- Born: 1903
- Died: 1999 (aged 95–96)
- Branch: United States Army Women's Army Corps; ;
- Service years: 1942-1946
- Rank: Captain
- Unit: Allied Force Headquarters Supreme Headquarters Allied Expeditionary Force
- Conflicts: World War II
- Alma mater: University of Maine
- Other work: United States Atomic Energy Commission

= Mattie Pinette =

Mattie Pinette (1903-1999) graduated from the University of Maine and worked as a secretary for the National Bureau of Standards and the Civil Aeronautics Administration in Washington, DC.

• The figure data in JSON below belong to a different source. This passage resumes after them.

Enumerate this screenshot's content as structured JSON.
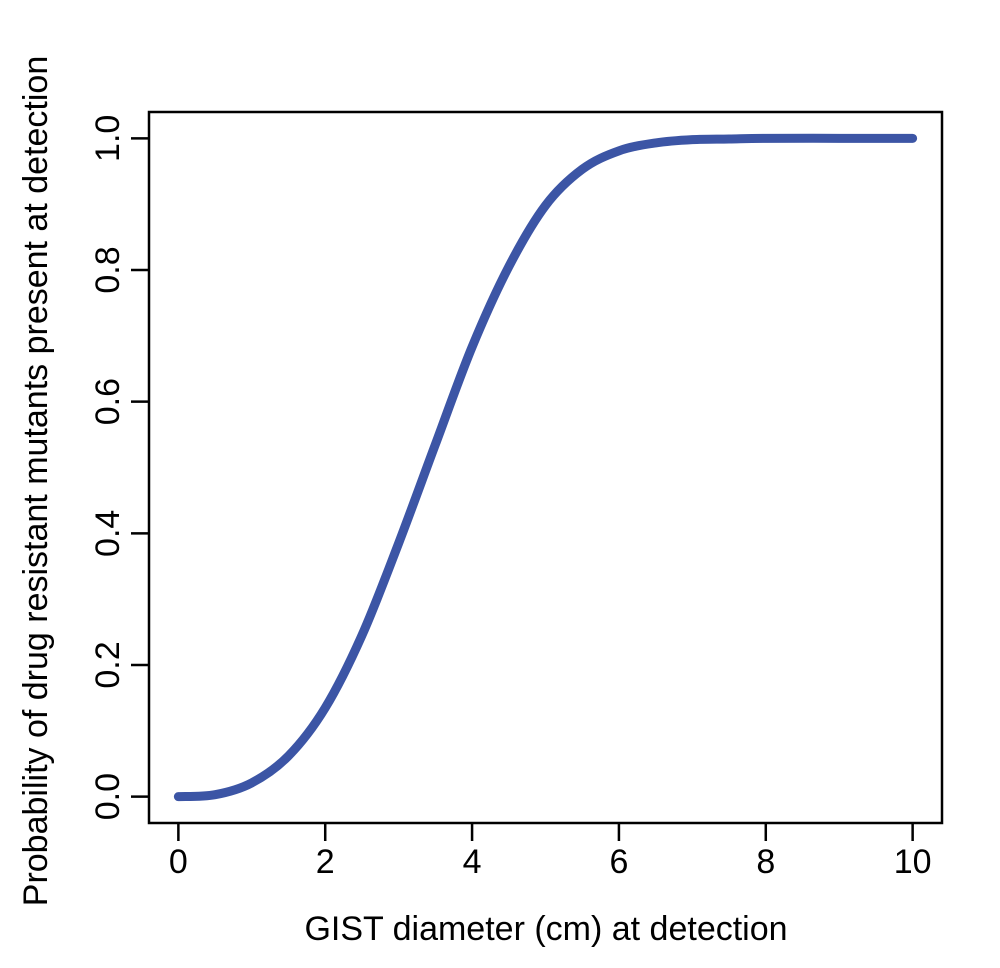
{
  "chart_data": {
    "type": "line",
    "title": "",
    "xlabel": "GIST diameter (cm) at detection",
    "ylabel": "Probability of drug resistant mutants present at detection",
    "xlim": [
      -0.4,
      10.4
    ],
    "ylim": [
      -0.04,
      1.04
    ],
    "xticks": [
      0,
      2,
      4,
      6,
      8,
      10
    ],
    "yticks": [
      0.0,
      0.2,
      0.4,
      0.6,
      0.8,
      1.0
    ],
    "xtick_labels": [
      "0",
      "2",
      "4",
      "6",
      "8",
      "10"
    ],
    "ytick_labels": [
      "0.0",
      "0.2",
      "0.4",
      "0.6",
      "0.8",
      "1.0"
    ],
    "grid": false,
    "series": [
      {
        "color": "#3c55a5",
        "x": [
          0,
          0.5,
          1.0,
          1.5,
          2.0,
          2.5,
          3.0,
          3.5,
          4.0,
          4.5,
          5.0,
          5.5,
          6.0,
          6.5,
          7.0,
          7.5,
          8.0,
          9.0,
          10.0
        ],
        "y": [
          0.0,
          0.003,
          0.021,
          0.062,
          0.135,
          0.245,
          0.385,
          0.535,
          0.683,
          0.805,
          0.898,
          0.953,
          0.981,
          0.993,
          0.998,
          0.999,
          1.0,
          1.0,
          1.0
        ]
      }
    ]
  }
}
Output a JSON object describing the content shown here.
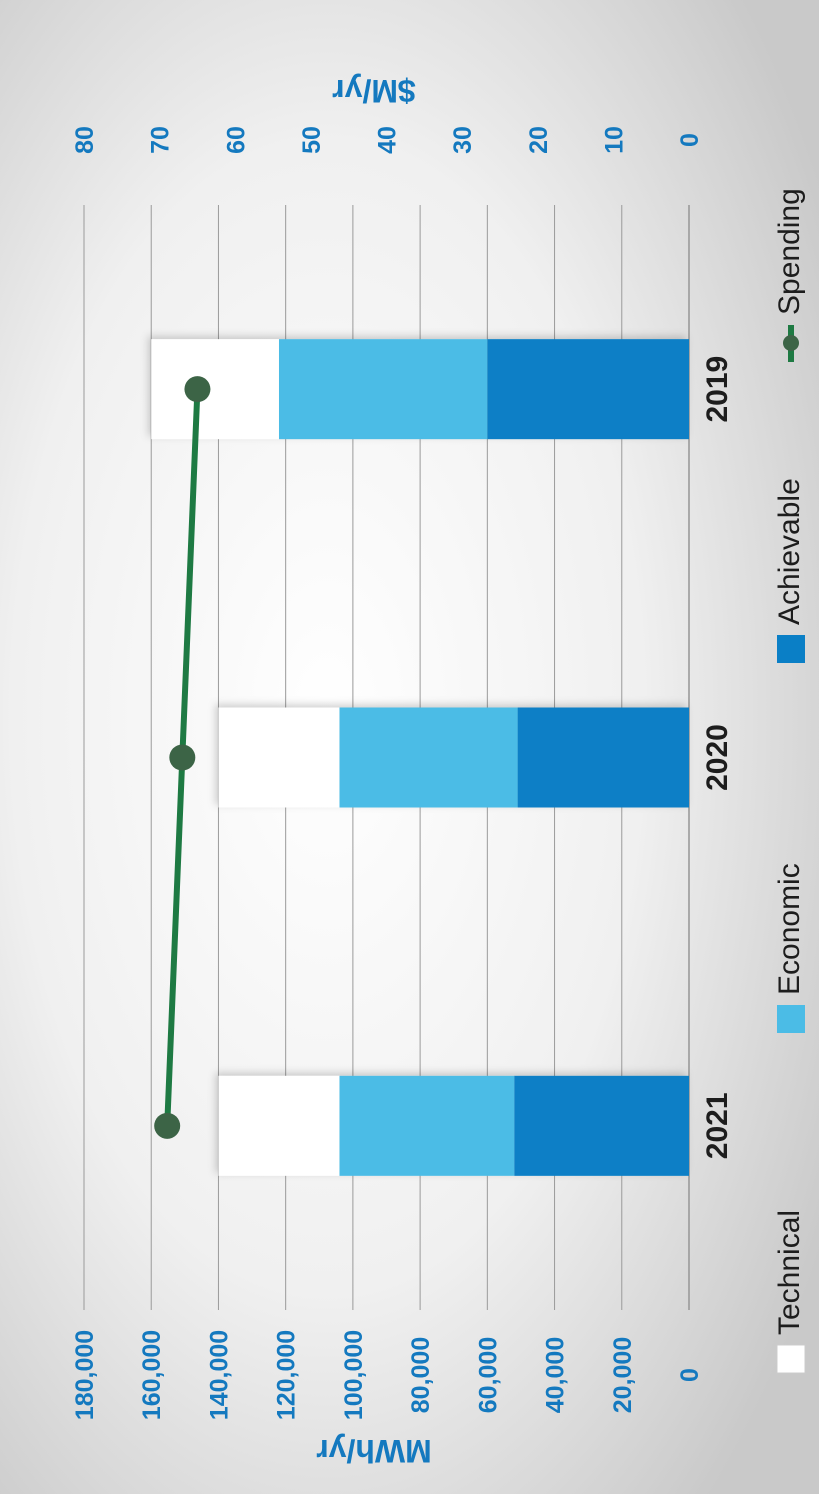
{
  "chart_data": {
    "type": "bar",
    "stacked": true,
    "categories": [
      "2019",
      "2020",
      "2021"
    ],
    "ylabel_left": "MWh/yr",
    "ylabel_right": "$M/yr",
    "left_ticks": [
      "0",
      "20,000",
      "40,000",
      "60,000",
      "80,000",
      "100,000",
      "120,000",
      "140,000",
      "160,000",
      "180,000"
    ],
    "right_ticks": [
      "0",
      "10",
      "20",
      "30",
      "40",
      "50",
      "60",
      "70",
      "80"
    ],
    "ylim_left": [
      0,
      180000
    ],
    "ylim_right": [
      0,
      80
    ],
    "grid": true,
    "legend_position": "bottom",
    "series": [
      {
        "name": "Achievable",
        "totals": [
          60000,
          51000,
          52000
        ],
        "color": "#0a7fc6"
      },
      {
        "name": "Economic",
        "totals": [
          122000,
          104000,
          104000
        ],
        "color": "#4bbce6"
      },
      {
        "name": "Technical",
        "totals": [
          160000,
          140000,
          140000
        ],
        "color": "#ffffff"
      }
    ],
    "line_series": {
      "name": "Spending",
      "axis": "right",
      "values": [
        65,
        67,
        69
      ],
      "color": "#1e7a43",
      "marker_color": "#3c6446"
    }
  },
  "colors": {
    "tick_text": "#1479bf",
    "category_text": "#1d1d1d",
    "gridline": "#9a9a9a",
    "background": "#dcdcdc"
  }
}
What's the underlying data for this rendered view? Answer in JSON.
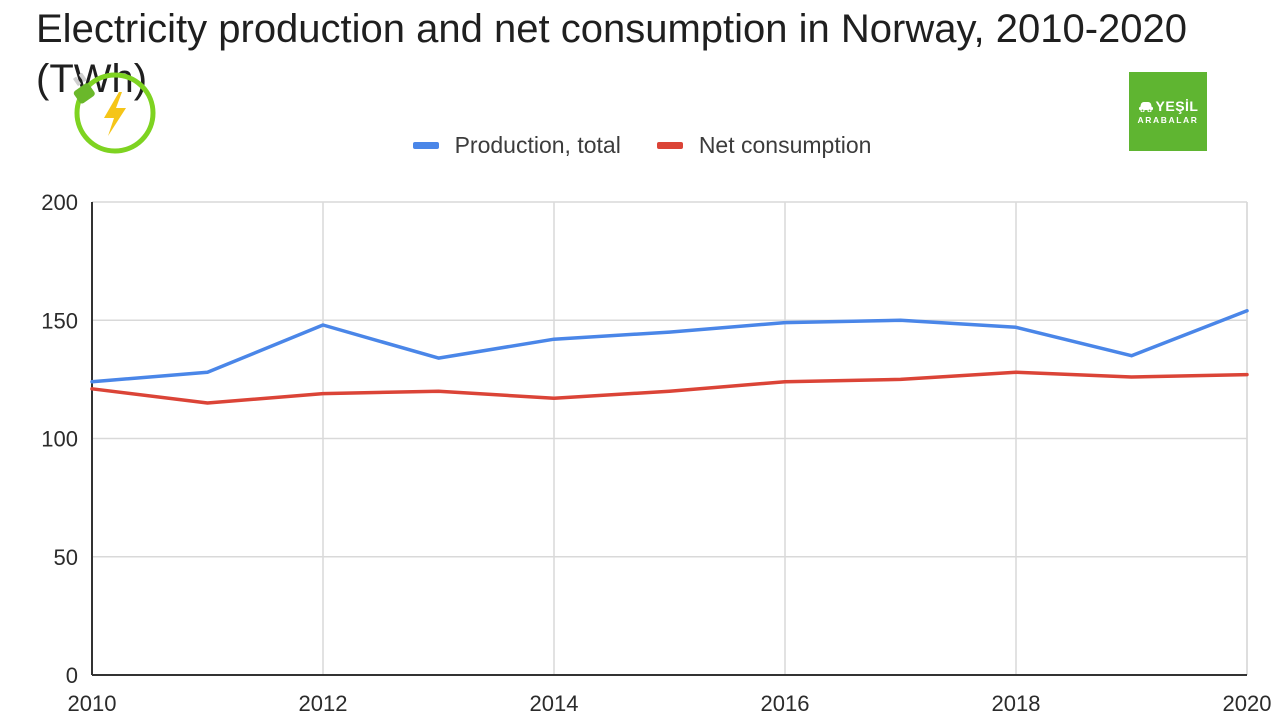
{
  "chart_data": {
    "type": "line",
    "title": "Electricity production and net consumption in Norway, 2010-2020 (TWh)",
    "xlabel": "",
    "ylabel": "",
    "x": [
      2010,
      2011,
      2012,
      2013,
      2014,
      2015,
      2016,
      2017,
      2018,
      2019,
      2020
    ],
    "x_ticks": [
      "2010",
      "2012",
      "2014",
      "2016",
      "2018",
      "2020"
    ],
    "y_ticks": [
      "0",
      "50",
      "100",
      "150",
      "200"
    ],
    "xlim": [
      2010,
      2020
    ],
    "ylim": [
      0,
      200
    ],
    "grid": true,
    "legend_position": "top-center",
    "series": [
      {
        "name": "Production, total",
        "color": "#4a86e8",
        "values": [
          124,
          128,
          148,
          134,
          142,
          145,
          149,
          150,
          147,
          135,
          154
        ]
      },
      {
        "name": "Net consumption",
        "color": "#db4437",
        "values": [
          121,
          115,
          119,
          120,
          117,
          120,
          124,
          125,
          128,
          126,
          127
        ]
      }
    ]
  },
  "logo": {
    "top_text": "YEŞİL",
    "bottom_text": "ARABALAR",
    "color": "#5fb531",
    "icon": "car-icon"
  },
  "badge_icon": {
    "icon": "electric-plug-lightning-icon",
    "color": "#7ed321"
  }
}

In 1942 she joined the Women's Army Corps (United States Army) (WAC) and was assigned to Allied Force Headquarters (AFHQ) in North Africa. On her way to Africa the British troop ship on which she was sailing, the Strathalan, was torpedoed by a German submarine. Pinette and several other WACs spent ten hours in a lifeboat before being rescued. At AFHQ Pinette worked for Robert McClure, head of the psychological warfare office, and also assisted the U.S. delegation to the Casablanca Conference. She was later assigned to the personal staff of Dwight D. Eisenhower and served as one of his secretaries in England. She was present at his headquarters on D-Day and compiled a detailed account of the events surrounding the invasion. After the liberation of France, Pinette, who was fluent in French, was assigned to the staff of Major General John Taylor Lewis, who was head of the Supreme Headquarters Allied Expeditionary Force (SHAEF) mission to the French government.

After the end of the war she traveled to Palestine and Greece with U.S. diplomats to study local conditions. In 1946 she resigned from the Army and became a personnel officer at the United States Atomic Energy Commission, from which she retired in 1964. In later years she was active in the American Association of University Women.